In the near future the population of the over 65 is expected to increase arising the big problem of social care of the elderly. As consequence, the incidence of iNPH will grow because of the augmented life expectancy increasing the risk of severe cognitive impairment. Idiopathic normal pressure (iNPH) is a neurological disorder occurring in older adults and involving gait and balance disturbances, control of micturition, and cognitive impairment (the so-called “classic triad” of symptoms of the disease) associated with enlargement of the cerebral ventricles. Gait and balance disturbances are the most common early presenting findings and may occur alone or together, with cognitive and urinary symptoms appearing later. Diagnosis is often challenging due to its varied presentation and overlaps with other disorders common in the elderly (e.g. dementia or parkinsonism). Evidencebased consensus guidelines for diagnosis and treatment of iNPH were created to assist in clinical management, although the pathophysiological basis of the disease is still not clear. The diagnosis of iNPH presently requires at least the clinical observation of one or more of its characteristic symptoms in combination with brain imaging evidence of a non-obstructive ventricular enlargement disproportionate to cerebral atrophy; adjunctive invasive tests (e.g. tap test, determination of outflow resistance, prolonged external drainage) to confirm diagnosis are suggested. Correct diagnosis is very important for good prognosis after surgical shunting. Patients can present more than one disease: neurodegenerative, vascular disease and iNPH often contribute to the clinical presentation of old patients. Understand if treatment of iNPH can take to a better quality of life of the patients is the first aim of the neurologist. Surgical shunting of cerebrospinal fluid (CSF) is recommended for iNPH patients with a favourable riskto- benefit ratio. Evidence has been collected about the presence of cerebrospinal fluid (CSF) biomarkers typically found in other neurodegenerative processes (e.g. abamyloid).
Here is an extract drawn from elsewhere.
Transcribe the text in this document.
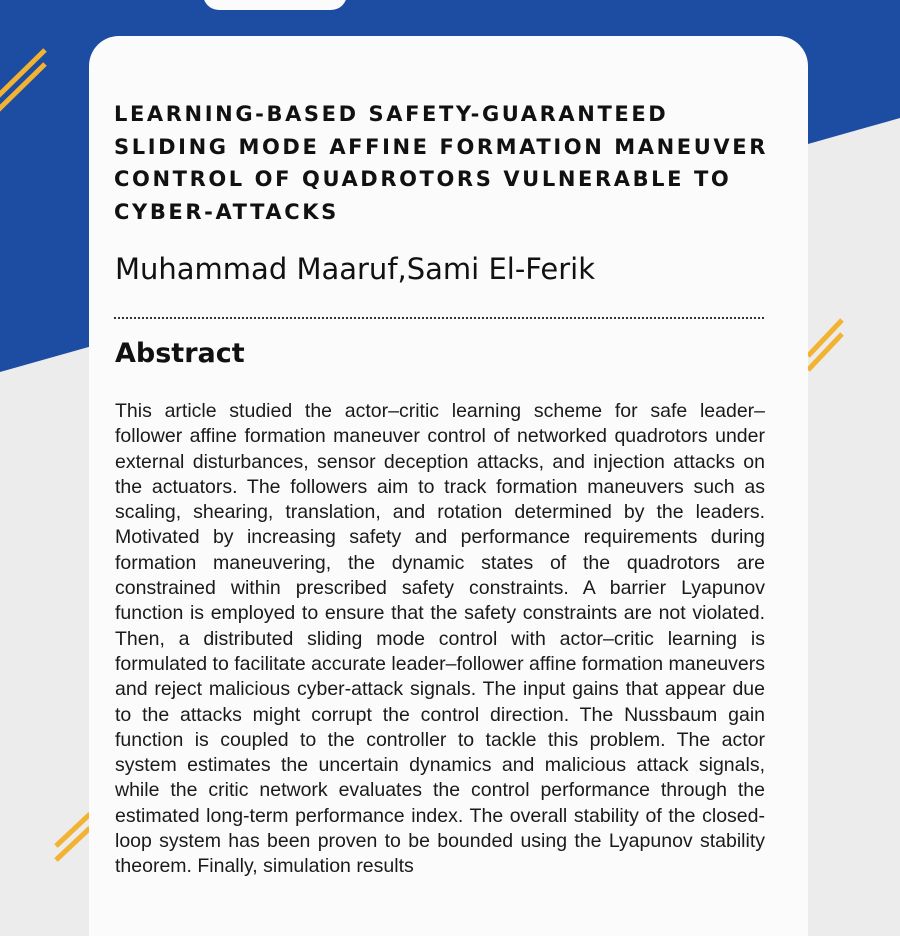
LEARNING-BASED SAFETY-GUARANTEED SLIDING MODE AFFINE FORMATION MANEUVER CONTROL OF QUADROTORS VULNERABLE TO CYBER-ATTACKS

Muhammad Maaruf,Sami El-Ferik

Abstract

This article studied the actor–critic learning scheme for safe leader–follower affine formation maneuver control of networked quadrotors under external disturbances, sensor deception attacks, and injection attacks on the actuators. The followers aim to track formation maneuvers such as scaling, shearing, translation, and rotation determined by the leaders. Motivated by increasing safety and performance requirements during formation maneuvering, the dynamic states of the quadrotors are constrained within prescribed safety constraints. A barrier Lyapunov function is employed to ensure that the safety constraints are not violated. Then, a distributed sliding mode control with actor–critic learning is formulated to facilitate accurate leader–follower affine formation maneuvers and reject malicious cyber-attack signals. The input gains that appear due to the attacks might corrupt the control direction. The Nussbaum gain function is coupled to the controller to tackle this problem. The actor system estimates the uncertain dynamics and malicious attack signals, while the critic network evaluates the control performance through the estimated long-term performance index. The overall stability of the closed-loop system has been proven to be bounded using the Lyapunov stability theorem. Finally, simulation results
Veronica Redaelli is a neurologist and a researcher at Carlo Besta Neurological Institute in Milan. Her work is centered around patients affected by neurodegenerative diseases, in particular dementias as Alzheimer’s disease (AD) prion diseases, tauopathies, parkinsonisms and patients affected by iNPH. She studies neurodegenerative diseases using a variety of approaches including genetic studies, classical neuropathology and immunohistochemistry, biochemistry, cellular and molecular biology and was aimed to define clinico-pathological and phenotype-genotype correlations in neurodegenerative diseases and to elucidate the pathogenetic mechanisms of neuronal degeneration in the diseases referred to as cerebral proteinosis, that are characterised by the accumulation in the nervous tissue of proteins or protein fragments (often amyloidogenic) as Aβ, prion protein and tau protein.